The Redondo Beach House
“For me as an architect, the challenge has always been how to give my clients the highest level of design while still keeping the projects on budget,” say Peter DeMaria, one of the country’s first architects to incorporate steel cargo containers into residential designs. His Redondo Beach container house, located in Southern California, won the American Institute of Architecture’s Excellence in Design Innovation Award in 2007.
The Construction Process
In DeMaria’s hybrid design for the Redondo Beach container house, conventional stick-frame construction combines with eight repurposed steel shipping containers to form the two-story home. The containers can be retrofitted off-site, helping to reduce labor costs during installation.
Main Living Area
To play up the industrial good looks of the containers, the homeowners chose not to cover-up the corrugated steel walls with siding or to replace the sturdy maritime wood floors that come standard in cargo boxes. In addition to the open main living area, the Redondo Beach container house sports four bedrooms and three-and-a-half baths.

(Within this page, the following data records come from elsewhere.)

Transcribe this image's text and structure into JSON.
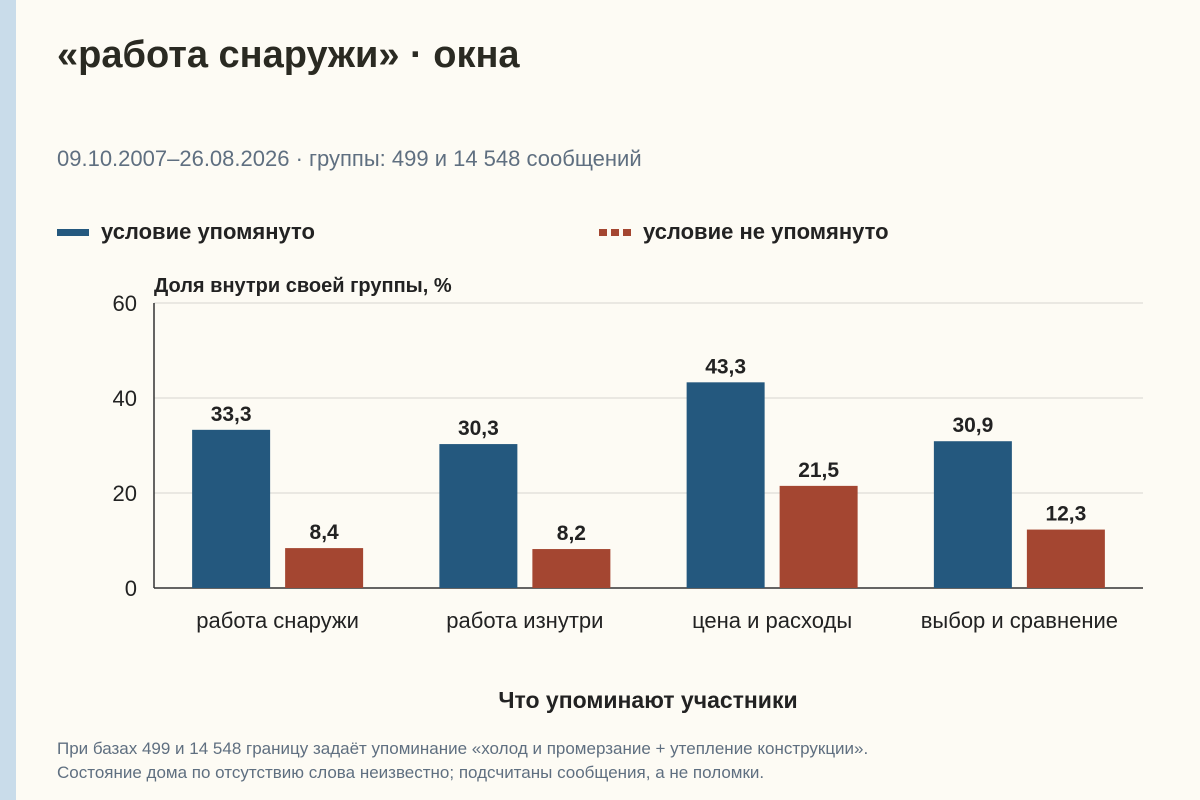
{
  "title": "«работа снаружи» · окна",
  "subtitle": "09.10.2007–26.08.2026 · группы: 499 и 14 548 сообщений",
  "footnote": {
    "line1": "При базах 499 и 14 548 границу задаёт упоминание «холод и промерзание + утепление конструкции».",
    "line2": "Состояние дома по отсутствию слова неизвестно; подсчитаны сообщения, а не поломки."
  },
  "chart_data": {
    "type": "bar",
    "xlabel": "Что упоминают участники",
    "ylabel": "Доля внутри своей группы, %",
    "ylim": [
      0,
      60
    ],
    "yticks": [
      0,
      20,
      40,
      60
    ],
    "grid": true,
    "legend_position": "top",
    "categories": [
      "работа снаружи",
      "работа изнутри",
      "цена и расходы",
      "выбор и сравнение"
    ],
    "series": [
      {
        "name": "условие упомянуто",
        "color": "#24587e",
        "style": "solid",
        "values": [
          33.3,
          30.3,
          43.3,
          30.9
        ],
        "labels": [
          "33,3",
          "30,3",
          "43,3",
          "30,9"
        ]
      },
      {
        "name": "условие не упомянуто",
        "color": "#a44631",
        "style": "dashed",
        "values": [
          8.4,
          8.2,
          21.5,
          12.3
        ],
        "labels": [
          "8,4",
          "8,2",
          "21,5",
          "12,3"
        ]
      }
    ]
  }
}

Thanks to simple passive solar techniques, like orienting the building to the sun and the prevailing breezes, the Redondo Beach container house remains cool and comfortable year-round. The swimming pool is also a re-purposed container.
The Container Details
“Containers are widely available, inherently strong, and inexpensive when compared with more conventional building materials like steel and concrete,” says architect DeMaria. They’re also resistant to fire, mold, and termites, and made of heavy-gauge steel, a material meant to last centuries.
Innovative and Efficient
For long-term energy savings, low-flow plumbing fixtures, LED lights, and Energy Star appliances were installed throughout the house. Stick-frame walls were insulated with UltraTouch, a recycled denim material, and the rooftops and walls of the containers were painted with a thick coat of white ceramic insulating paint originally developed by NASA.
Airplane Hangar Doors
The Redondo Beach container house features a soaring 20-foot-high living room outfitted with glass-panel airplane hangar doors that fold out to create a seamless indoor-outdoor living space.
The Container House
Most containers come in 20- and 40-foot models and generally cost between $1,650 and $3,000 each, depending on size and wear and tear. One-way containers that have only made one passage are usually in the best shape and demand a premium. For residential projects, DeMaria prefers High Cube models, which have a taller 9’6” ceiling.